Hyperliquid’s native token HYPE retested $45 on Tuesday, its highest level since Oct. 31, 2025, extending a 108% rebound from the yearly low of $21 on Jan. 21. The move brings HYPE closer to its all-time high but market signals show uneven demand, with muted spot buying raising questions about the rally’s durability.
HYPE currently trades about 26% below its $59 peak. Relatively light resistance sits between current prices and that top, with the next notable liquidity band roughly between $48 and $52—reachable if momentum persists. Nevertheless, several on-chain and derivatives metrics imply the advance lacks broad-based conviction.
The spot cumulative volume delta (CVD) has fallen to about -$41.48 million even as the price climbed, a pattern consistent with passive rather than aggressive spot buying. On the futures side, CVD has been largely flat around -$748 million over the past month after recovering from lows near -$900 million. Open interest has risen to roughly $1.38 billion, approaching local highs; this shows greater participation but not necessarily a bullish consensus. When open interest increases while futures CVD remains weak, positions can be more vulnerable to liquidation-driven volatility if the price reverses.
Bull case commentary has been voiced by figures such as BitMEX co-founder Arthur Hayes, who in March suggested HYPE could reach $150 by August if Hyperliquid expands its futures market share and product offering. That scenario depends on continued growth in centralized-exchange-like volumes and rising protocol revenue. In March, Hyperliquid’s 30-day annualized revenue run rate was reported at $843 million; hitting Hayes’ $150 target would imply roughly $1.4 billion in run-rate revenue by August, a roughly 66% increase in five months. The protocol’s policy of allocating up to 97% of revenue to buy HYPE on the open market creates a direct link between trading activity and token demand.
Protocol upgrades and new product lines may help.
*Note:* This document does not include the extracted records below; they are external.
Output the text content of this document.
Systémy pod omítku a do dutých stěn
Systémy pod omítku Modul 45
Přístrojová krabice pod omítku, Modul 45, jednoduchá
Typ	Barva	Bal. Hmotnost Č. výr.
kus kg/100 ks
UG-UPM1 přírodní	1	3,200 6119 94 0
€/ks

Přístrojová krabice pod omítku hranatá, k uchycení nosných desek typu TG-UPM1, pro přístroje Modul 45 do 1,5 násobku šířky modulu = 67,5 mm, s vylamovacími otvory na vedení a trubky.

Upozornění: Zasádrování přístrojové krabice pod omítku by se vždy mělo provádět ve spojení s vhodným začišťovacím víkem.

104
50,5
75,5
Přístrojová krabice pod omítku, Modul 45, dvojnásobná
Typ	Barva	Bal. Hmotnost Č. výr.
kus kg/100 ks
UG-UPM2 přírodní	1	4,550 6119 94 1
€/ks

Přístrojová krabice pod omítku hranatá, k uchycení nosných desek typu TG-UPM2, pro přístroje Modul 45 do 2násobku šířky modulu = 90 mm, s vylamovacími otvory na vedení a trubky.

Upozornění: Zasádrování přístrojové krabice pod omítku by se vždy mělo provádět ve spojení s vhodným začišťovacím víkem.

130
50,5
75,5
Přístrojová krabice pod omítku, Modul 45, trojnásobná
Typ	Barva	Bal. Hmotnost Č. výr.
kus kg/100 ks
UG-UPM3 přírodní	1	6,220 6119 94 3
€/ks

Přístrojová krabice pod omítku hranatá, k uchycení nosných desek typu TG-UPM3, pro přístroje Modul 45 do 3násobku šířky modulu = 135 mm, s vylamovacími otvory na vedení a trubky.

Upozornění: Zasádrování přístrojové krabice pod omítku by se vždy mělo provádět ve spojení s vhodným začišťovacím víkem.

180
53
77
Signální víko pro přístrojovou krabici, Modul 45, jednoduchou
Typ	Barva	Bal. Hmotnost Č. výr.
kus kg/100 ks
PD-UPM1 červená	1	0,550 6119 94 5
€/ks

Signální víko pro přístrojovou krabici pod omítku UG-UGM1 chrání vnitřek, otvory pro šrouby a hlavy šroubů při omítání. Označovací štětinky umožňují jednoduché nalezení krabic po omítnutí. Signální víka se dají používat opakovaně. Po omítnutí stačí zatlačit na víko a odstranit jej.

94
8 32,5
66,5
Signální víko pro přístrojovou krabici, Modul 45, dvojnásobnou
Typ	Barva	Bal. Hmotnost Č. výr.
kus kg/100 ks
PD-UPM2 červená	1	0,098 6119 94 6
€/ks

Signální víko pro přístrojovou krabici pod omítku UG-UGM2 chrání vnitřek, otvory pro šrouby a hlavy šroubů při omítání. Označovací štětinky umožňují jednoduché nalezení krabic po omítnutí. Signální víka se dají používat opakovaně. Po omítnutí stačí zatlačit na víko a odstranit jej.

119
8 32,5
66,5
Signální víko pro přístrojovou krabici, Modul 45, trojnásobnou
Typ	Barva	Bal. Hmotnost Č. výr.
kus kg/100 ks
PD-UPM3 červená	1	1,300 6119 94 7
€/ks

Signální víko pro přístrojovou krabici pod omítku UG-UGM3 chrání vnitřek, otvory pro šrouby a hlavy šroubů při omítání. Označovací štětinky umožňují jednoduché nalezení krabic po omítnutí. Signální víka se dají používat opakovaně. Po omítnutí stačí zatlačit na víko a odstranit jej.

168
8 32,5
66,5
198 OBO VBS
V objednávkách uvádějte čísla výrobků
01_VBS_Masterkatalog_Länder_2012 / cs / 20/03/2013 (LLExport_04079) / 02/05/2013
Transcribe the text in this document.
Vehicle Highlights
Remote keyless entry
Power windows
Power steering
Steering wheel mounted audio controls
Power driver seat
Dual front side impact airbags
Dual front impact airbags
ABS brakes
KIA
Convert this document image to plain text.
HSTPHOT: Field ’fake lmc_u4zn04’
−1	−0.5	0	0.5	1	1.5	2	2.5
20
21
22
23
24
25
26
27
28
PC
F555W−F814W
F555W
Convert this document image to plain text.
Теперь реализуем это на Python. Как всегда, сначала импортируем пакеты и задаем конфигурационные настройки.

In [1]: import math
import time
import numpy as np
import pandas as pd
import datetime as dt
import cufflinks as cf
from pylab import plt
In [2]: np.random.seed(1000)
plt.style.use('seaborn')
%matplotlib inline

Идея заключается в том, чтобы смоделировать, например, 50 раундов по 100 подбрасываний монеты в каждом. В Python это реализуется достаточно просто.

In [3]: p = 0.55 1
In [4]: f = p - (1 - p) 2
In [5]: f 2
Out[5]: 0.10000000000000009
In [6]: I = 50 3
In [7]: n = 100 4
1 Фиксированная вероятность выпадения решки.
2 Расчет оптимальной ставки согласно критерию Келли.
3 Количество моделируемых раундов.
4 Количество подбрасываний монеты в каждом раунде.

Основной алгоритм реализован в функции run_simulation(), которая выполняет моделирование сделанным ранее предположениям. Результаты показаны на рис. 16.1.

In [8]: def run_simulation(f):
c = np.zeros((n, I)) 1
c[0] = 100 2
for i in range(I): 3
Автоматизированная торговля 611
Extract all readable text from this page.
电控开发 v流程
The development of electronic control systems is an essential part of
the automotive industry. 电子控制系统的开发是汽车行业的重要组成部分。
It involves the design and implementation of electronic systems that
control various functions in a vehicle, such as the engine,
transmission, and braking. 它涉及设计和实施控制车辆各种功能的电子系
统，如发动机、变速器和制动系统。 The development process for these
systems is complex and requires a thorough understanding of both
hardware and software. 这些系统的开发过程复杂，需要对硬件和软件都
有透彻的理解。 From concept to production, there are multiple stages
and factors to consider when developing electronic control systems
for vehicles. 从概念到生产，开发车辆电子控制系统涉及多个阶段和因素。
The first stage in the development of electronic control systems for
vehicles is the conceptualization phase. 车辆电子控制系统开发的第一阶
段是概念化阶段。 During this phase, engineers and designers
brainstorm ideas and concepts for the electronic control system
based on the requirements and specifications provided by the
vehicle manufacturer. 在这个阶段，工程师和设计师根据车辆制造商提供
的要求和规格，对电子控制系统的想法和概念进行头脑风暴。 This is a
HIP-3, which enables trading of non-crypto assets such as commodities, already contributes close to 10% of revenue and could support further expansion if assets like gold and oil attract more activity. Real-world asset (RWA) engagement has accelerated: Hyperliquid’s RWA open interest climbed to about $2.3 billion on April 6, roughly a 190% increase from March and nearly 800% above early-year lows.
Taken together, stronger protocol revenue, aggressive buyback mechanics and rising RWA activity provide a plausible foundation for continued upside. At the same time, the divergence between rising prices and weak spot buying suggests the rally may be fragile and prone to sharp reversals if aggressive demand does not materialize.